David Lee Roth has been doing all the talking lately--big surprise there--but on Saturday the Rock and Roll Hall of Fame responded to Roth's public protests that he's been rudely snubbed.

The clock is ticking toward Monday night's induction of Van Halen into the Hall and, as of Saturday, Roth was standing by his pledge to skip the show, which will air live on VH1 Classics. The flamboyant rocker blames Hall officials who won't let him perform on the stage. But Joel Peresman, the Hall's president and CEO, said in a Saturday e-mail to The Times that Roth has told only part of the backstage story.

"The Rock and Roll Hall of Fame is sorry that David Lee Roth will not attend this year's induction of Van Halen. We offered him opportunities to play and sing a Van Halen song of his choice with our House band, including his own guitar player or a song with Velvet Revolver and he refused those opportunities."

Peresman concluded the e-mail with a curt denial that the Hall is somehow the bad guy in all this: "We made every effort and the decision not to come was solely his, not ours."

So who's telling the truth? It looks like both sides could have been less rigid and, that in the end, they ran out of time and patience.

The Roth camp says that the only offer they had received before Friday was an invitation to perform 'You Really Got Me' with Velvet Revolver. Roth balked in part because that song, off Van Halen's first album, was originally recorded by the Kinks and is not a "true" Van Halen song.

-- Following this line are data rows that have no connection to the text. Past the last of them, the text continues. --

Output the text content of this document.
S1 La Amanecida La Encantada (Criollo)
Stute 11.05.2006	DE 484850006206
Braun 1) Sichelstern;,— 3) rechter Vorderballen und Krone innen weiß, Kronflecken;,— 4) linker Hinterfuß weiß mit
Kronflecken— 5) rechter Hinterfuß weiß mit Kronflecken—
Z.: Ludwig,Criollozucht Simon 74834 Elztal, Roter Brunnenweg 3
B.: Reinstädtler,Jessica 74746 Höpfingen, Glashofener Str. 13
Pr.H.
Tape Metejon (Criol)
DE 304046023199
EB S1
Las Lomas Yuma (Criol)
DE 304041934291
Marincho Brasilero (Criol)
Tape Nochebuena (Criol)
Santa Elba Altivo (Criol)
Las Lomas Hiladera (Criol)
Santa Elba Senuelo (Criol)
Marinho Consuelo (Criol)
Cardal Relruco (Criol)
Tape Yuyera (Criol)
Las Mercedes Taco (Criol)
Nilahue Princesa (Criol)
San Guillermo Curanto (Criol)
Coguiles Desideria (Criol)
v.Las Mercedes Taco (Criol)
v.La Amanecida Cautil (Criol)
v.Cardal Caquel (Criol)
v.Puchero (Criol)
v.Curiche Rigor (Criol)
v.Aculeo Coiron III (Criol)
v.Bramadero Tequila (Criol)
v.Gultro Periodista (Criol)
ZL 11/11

Roth wanted to do his trademark tune, 'Jump', but that was a curveball for Velvet Revolver, apparently, with rehearsal time limitations. On Friday, according to sources close to the show, event producer Joel Gallen offered Roth a chance to do 'Jump' with Paul Schaffer and some players of Roth's picking but, for Roth, that came too late, apparently, to allow travel and needed rehearsal time.

Hall officials, privately, were surprised and wondered if Roth really wanted to perform at all. They also said if he had traveled east to New York to work with the producers on site, everything would have worked out.

Roth, meanwhile, said he felt like the Hall was more concerned with Velvet Revolver's issues than the band getting inducted. He said he's been preparing since December for the Hall event and loathes the prospect of

missing it. "It rips my heart out," he said Thursday.

The Van Halen induction is looking to be a fairly sad affair. Eddie Van Halen announced last week that he is entering rehab and he's not expected at the Waldorf-Astoria Hotel ceremony in New York.